IL PIANO B DI AL-BAGHDADI
Al-Baghdadi e il nucleo più fanatico dei suoi seguaci non si arrenderanno. Certamente hanno pensato a che cosa fare in caso di sconfitta. Potrebbero scegliere varie strategie. La prima è di cercare il “martirio” con attacchi alla disperata, possibilmente spettacolari, sia nei paesi arabi che in Occidente. Passerebbero così alla storia, come eroi dell’Islam. A parer mio, è l’ipotesi più probabile. La seconda scelta sarebbe quella di passare alla clandestinità, rinunciando al “califfato” e adottando organizzazione e strategie simili a quelle dei gruppi regionali di al-Qaeda.
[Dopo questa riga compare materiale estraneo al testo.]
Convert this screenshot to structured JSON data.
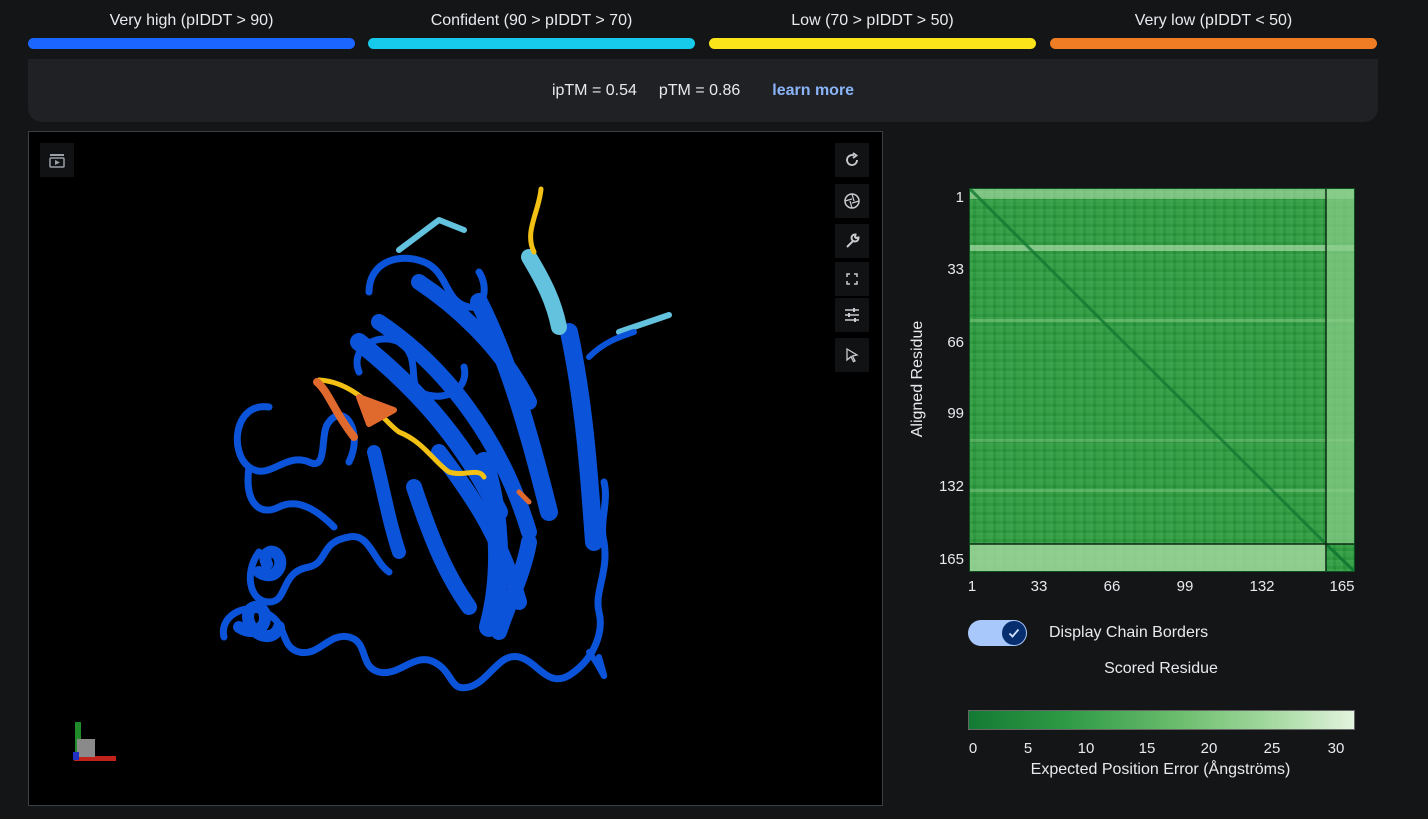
{
  "legend": [
    {
      "label": "Very high (pIDDT > 90)",
      "color": "#1a66ff"
    },
    {
      "label": "Confident (90 > pIDDT > 70)",
      "color": "#17c9ea"
    },
    {
      "label": "Low (70 > pIDDT > 50)",
      "color": "#fbe51a"
    },
    {
      "label": "Very low (pIDDT < 50)",
      "color": "#f07d24"
    }
  ],
  "metrics": {
    "iptm": "ipTM = 0.54",
    "ptm": "pTM = 0.86",
    "learn_more": "learn more"
  },
  "viewer": {
    "tools": [
      "animation-icon",
      "rotate-icon",
      "aperture-icon",
      "wrench-icon",
      "fullscreen-icon",
      "sliders-icon",
      "cursor-icon"
    ],
    "structure_colors": {
      "very_high": "#0b53d9",
      "confident": "#63c2de",
      "low": "#f2c114",
      "very_low": "#e0692e"
    }
  },
  "pae": {
    "y_axis_label": "Aligned Residue",
    "x_axis_label": "Scored Residue",
    "ticks": [
      "1",
      "33",
      "66",
      "99",
      "132",
      "165"
    ],
    "chain_border_label": "Display Chain Borders",
    "chain_borders_on": true,
    "colorbar_ticks": [
      "0",
      "5",
      "10",
      "15",
      "20",
      "25",
      "30"
    ],
    "colorbar_label": "Expected Position Error (Ångströms)",
    "colors": {
      "low_error": "#137a33",
      "high_error": "#e3f3df"
    }
  }
}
I foreign fighters tornerebbero nei paesi di origine, unendosi ai gruppi radicali in essi esistenti. La terza opzione sarebbe quella di ricollocare il califfato in altri paesi, come in Libia e in Nigeria. Essa mi sembra la meno probabile, anche perché Daesh è sempre stato accentrato, alieno a qualsiasi decentramento regionale. La sua spiccata centralizzazione è stata verosimilmente influenzata dalla presenza ai suoi vertici militari e amministrativi di ufficiali e funzionari di Saddam Hussein.
IL FUTURO POST-ISIS
Le difficoltà del Medio Oriente e dell’Africa “bianca” non scompariranno con la fine dell’Isis. Da un lato, il terrorismo è come l’”araba fenice”. E’ destinato a risorgere dalla proprie ceneri, adeguando organizzazione e tattiche. In secondo luogo, nessuno sa come porre rimedio all’indebolimento della forma di stato imposta dall’Europa all’intera regione. Dominano i clan, le tribù e le etnie. A differenza dell’era coloniale, l’Occidente non ha alcuna intenzione di assumersi l’onere del mantenimento della sua stabilità. Non è da escludere che gli attuali stati si frantumino. Nel migliore dei casi, si riuscirà a imporre, con la forza beninteso, una soluzione di tipo bosniaco. Nel peggiore dei casi, scoppieranno guerre civili prolungate, con l’aumento della pressione migratoria e della criminalità organizzata. Sarebbe auspicabile che l’Europa – e, in sua assenza, l’Italia – prendesse atto dei probabili scenari futuri e che si organizzi per fronteggiarli.